Nexels achieve perceptual parity with 3DGS at 9.7× fewer primitives and 5.5× less memory on outdoor scenes, and 31× fewer primitives and 3.7× less memory on indoor scenes. Additionally, nexels render twice as fast as prior textured primitive methods while improving visual quality. For example, on the Mip-NeRF360 outdoor dataset, 400K nexels produce LPIPS comparable to 3.9M Gaussians in 3DGS at an order-of-magnitude reduction in resources.

Figure 3: Comparison on sparse geometries; nexels maintain high visual quality with as few as 40K primitives, outperforming textured splatting baselines.

Figure 4: Low-memory scenario; nexels exhibit superior texture reconstruction and background fidelity at a fraction of the primitive and memory cost.

Practical and Theoretical Implications

The key implication of nexels is that high-quality novel view synthesis does not require dense geometry as previously assumed. Through efficient geometry-appearance decoupling and the selective application of neural textures, nexels deliver scalable scene representations optimized for both memory and compute, paving the way for real-time rendering in resource-constrained settings.

Practically, nexels enable novel view synthesis for large-scale environments and photorealistic applications where memory and render speed are critical, such as AR/VR, telepresence, and robotics. The modularity of the system, with its explicit geometry and shared neural texture, facilitates integration with ray tracing and level-of-detail schemes.

From a theoretical standpoint, nexels demonstrate the utility of hybrid explicit/implicit field compositions and serve as a template for further research on sparse, differentiable rendering systems. The generalized Gaussian kernel presents new opportunities for surfel and primitive modeling, potentially extending to adaptive hierarchical schemes.

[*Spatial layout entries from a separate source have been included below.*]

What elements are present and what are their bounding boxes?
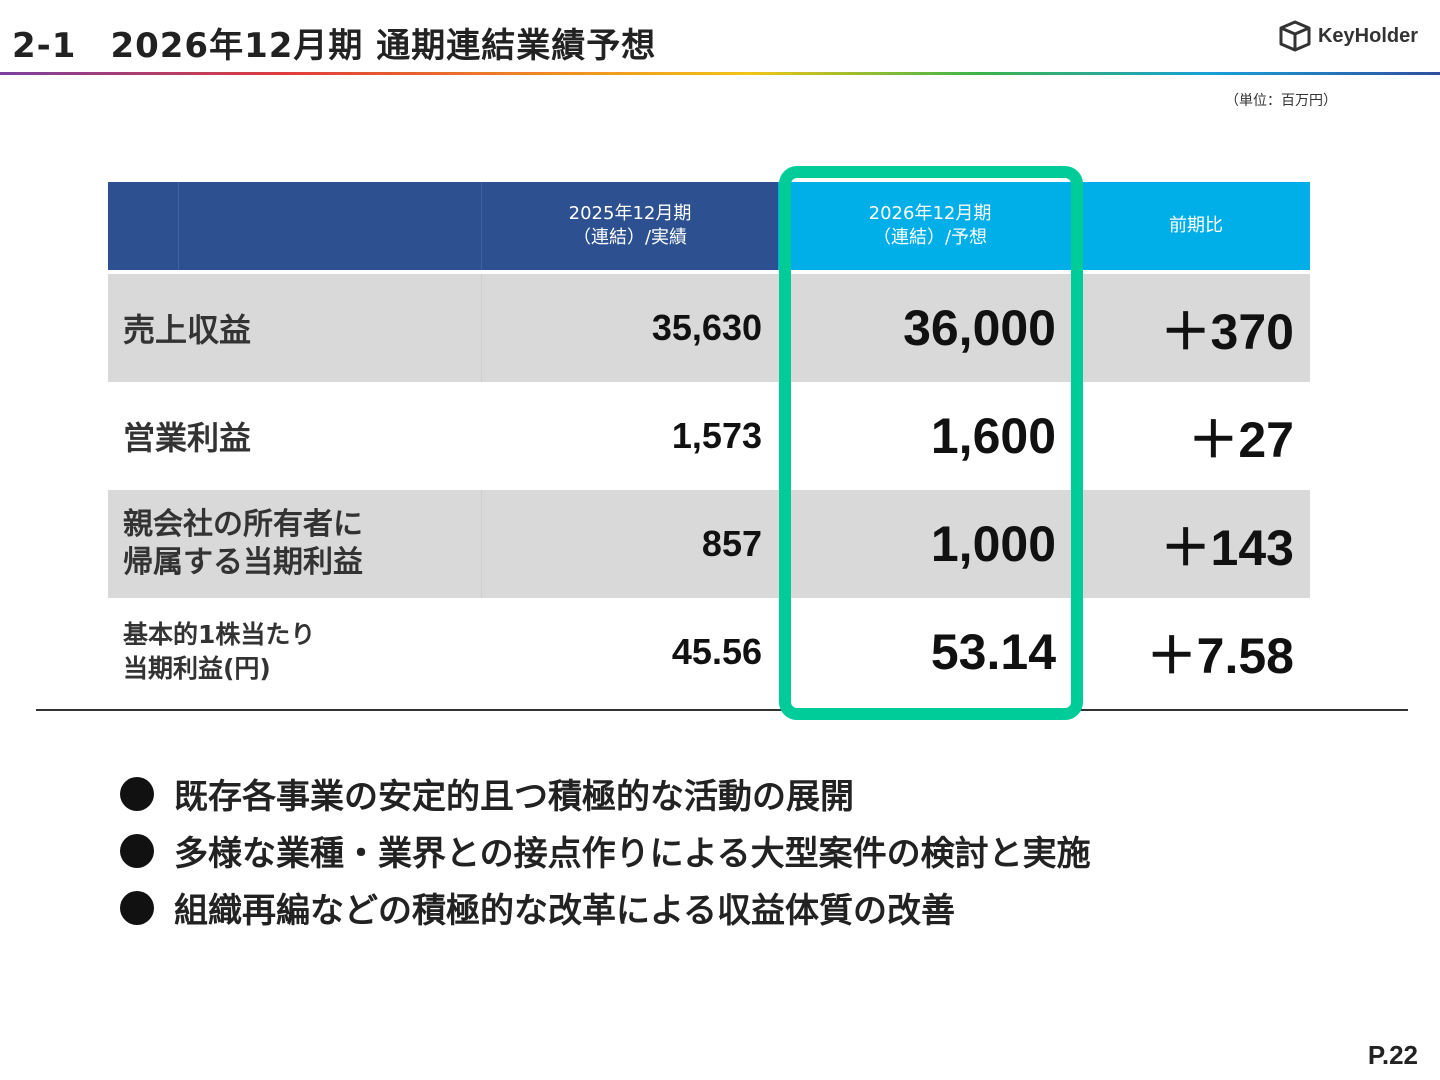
value-diff: ＋370 [1160,304,1294,360]
table-row: 親会社の所有者に 帰属する当期利益 857 1,000 ＋143 [108,490,1310,598]
value-2026: 53.14 [930,624,1056,680]
title-underline [0,72,1440,75]
slide-title: 2-1 2026年12月期 通期連結業績予想 [12,18,656,67]
row-label: 売上収益 [123,311,252,349]
row-label: 営業利益 [123,419,252,457]
list-item: 既存各事業の安定的且つ積極的な活動の展開 [120,765,1091,822]
header-col-2026: 2026年12月期 （連結）/予想 [868,203,992,248]
forecast-column-highlight [779,166,1083,720]
table-header: 2025年12月期 （連結）/実績 2026年12月期 （連結）/予想 前期比 [108,182,1310,270]
title-text: 2026年12月期 通期連結業績予想 [110,26,657,66]
table-row: 基本的1株当たり 当期利益(円) 45.56 53.14 ＋7.58 [108,598,1310,706]
value-2026: 1,600 [930,408,1056,464]
unit-note: （単位：百万円） [1225,93,1337,109]
value-2025: 857 [701,523,762,564]
header-col-diff: 前期比 [1169,215,1223,236]
bullet-dot-icon [120,776,154,811]
value-2026: 1,000 [930,516,1056,572]
page-number: P.22 [1367,1040,1418,1070]
forecast-table: 2025年12月期 （連結）/実績 2026年12月期 （連結）/予想 前期比 … [108,182,1310,706]
value-diff: ＋27 [1188,412,1294,468]
company-logo: KeyHolder [1278,20,1418,52]
bullet-dot-icon [120,833,154,868]
value-2026: 36,000 [903,300,1056,356]
value-2025: 45.56 [671,631,762,672]
row-label: 親会社の所有者に 帰属する当期利益 [123,507,363,580]
section-number: 2-1 [12,26,77,66]
bullet-dot-icon [120,890,154,925]
value-2025: 1,573 [671,415,762,456]
cube-logo-icon [1279,20,1311,52]
header-cyan-band [778,182,1310,270]
table-bottom-rule [36,709,1408,711]
bullet-list: 既存各事業の安定的且つ積極的な活動の展開 多様な業種・業界との接点作りによる大型… [120,765,1091,936]
header-col-2025: 2025年12月期 （連結）/実績 [568,203,692,248]
value-diff: ＋143 [1160,520,1294,576]
logo-text: KeyHolder [1317,24,1418,47]
value-diff: ＋7.58 [1146,628,1294,684]
list-item: 組織再編などの積極的な改革による収益体質の改善 [120,879,1091,936]
table-row: 営業利益 1,573 1,600 ＋27 [108,382,1310,490]
table-row: 売上収益 35,630 36,000 ＋370 [108,274,1310,382]
list-item: 多様な業種・業界との接点作りによる大型案件の検討と実施 [120,822,1091,879]
header-navy-band [108,182,778,270]
row-label: 基本的1株当たり 当期利益(円) [123,620,316,683]
value-2025: 35,630 [651,307,762,348]
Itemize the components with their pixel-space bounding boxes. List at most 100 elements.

Limitations and Future Directions

Despite their strengths, nexels are currently reliant on GPU tensor core acceleration for real-time neural texture computation, limiting low-end and mobile device viability. The neural field can introduce noise in unseen regions, in contrast to the blurring artifacts typical of point-based methods. Moreover, motion blur and depth-of-field effects remain unresolved, affecting reconstruction of fine details in photometric datasets.

Figure 5: Artifacts in unseen regions and under motion blur — neural field noise and reconstructive failures affecting text.

Figure 6: Geometric limitations; missing thin structures and incorrect background optimization at low primitive counts.

Future work may address these limitations through level-of-detail hierarchies, improved neural architectures for texture synthesis, and support for complex imaging conditions. The top-K selection scheme for textures may be extended to more sophisticated blending models and dynamic primitive selection.

Conclusion

Nexels present a resource-efficient, real-time solution for novel view synthesis, leveraging neurally-textured surfels to decouple geometry and appearance. Experimental results establish strong performance at drastic reductions in primitive count and memory, with implications for scalable, photorealistic scene modeling. Nexels suggest a paradigm shift towards sparse, hybrid representations within differentiable rendering, with promising avenues for extension in large-scale and domain-adaptive scenarios.